MemQ improves LLM agent memory by linking past retrievals in DAGs
Boosts multi-step task success by up to 5.7 percentage points via structural credit propagation.
Episodic memory in LLM agents typically treats each memory as an isolated unit, missing how one retrieval enables the creation of later memories. MemQ solves this by recording which memories were retrieved when a new memory was created, forming a provenance DAG (directed acyclic graph). It then applies TD(λ) eligibility traces to propagate credit backward through this graph, using a decay factor (\(\gamma\lambda)^d\) where \(d\) is DAG depth—replacing temporal distance with structural proximity. The authors formalize the setting as an Exogenous-Context MDP, decoupling the external task stream from the internal memory store.
MemQ was evaluated on six diverse benchmarks: OS interaction, function calling, code generation, multimodal reasoning, embodied reasoning, and expert-level QA. It achieved the highest success rate on all six in both generalization evaluation and runtime learning. Gains were most pronounced on multi-step tasks with deep provenance chains (up to +5.7 percentage points), and smallest on single-step classification (+0.77 pp). The paper also provides guidance on parameter selection for γ and λ, and the code will be released soon.
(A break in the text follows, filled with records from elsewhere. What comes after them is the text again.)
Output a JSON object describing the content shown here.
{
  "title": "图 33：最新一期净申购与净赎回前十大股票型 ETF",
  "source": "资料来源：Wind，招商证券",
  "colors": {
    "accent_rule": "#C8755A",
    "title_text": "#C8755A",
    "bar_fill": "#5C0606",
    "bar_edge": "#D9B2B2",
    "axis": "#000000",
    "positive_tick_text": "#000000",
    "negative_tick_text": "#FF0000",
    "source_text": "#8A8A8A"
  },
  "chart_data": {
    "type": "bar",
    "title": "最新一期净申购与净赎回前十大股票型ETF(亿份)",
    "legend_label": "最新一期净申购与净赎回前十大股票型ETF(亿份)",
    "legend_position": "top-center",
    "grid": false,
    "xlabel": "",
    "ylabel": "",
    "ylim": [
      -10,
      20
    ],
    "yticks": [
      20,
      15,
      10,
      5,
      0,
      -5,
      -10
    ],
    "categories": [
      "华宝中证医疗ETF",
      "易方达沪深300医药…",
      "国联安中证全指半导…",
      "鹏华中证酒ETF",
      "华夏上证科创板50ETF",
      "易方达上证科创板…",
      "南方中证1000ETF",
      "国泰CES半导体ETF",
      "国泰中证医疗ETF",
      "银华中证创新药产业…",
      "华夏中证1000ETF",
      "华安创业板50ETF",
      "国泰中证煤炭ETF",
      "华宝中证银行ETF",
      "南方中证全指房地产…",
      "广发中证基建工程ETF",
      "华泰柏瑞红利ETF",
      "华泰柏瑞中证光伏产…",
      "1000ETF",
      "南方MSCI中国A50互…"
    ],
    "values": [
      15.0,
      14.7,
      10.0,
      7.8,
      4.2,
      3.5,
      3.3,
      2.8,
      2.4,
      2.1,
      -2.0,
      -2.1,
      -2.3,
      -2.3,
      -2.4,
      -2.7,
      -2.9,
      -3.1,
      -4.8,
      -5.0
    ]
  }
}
- Applies TD(λ) eligibility traces to propagate memory credit backward through a provenance DAG, using structural depth instead of time.
- Outperforms baselines on all six benchmarks: OS, function calling, code, multimodal, embodied, and QA—largest gain +5.7 pp on multi-step tasks.
- Formalizes the problem as an Exogenous-Context MDP, separating task stream from memory store.
Why It Matters
MemQ gives LLM agents a smarter memory that learns from dependency chains, boosting reliability on complex tasks.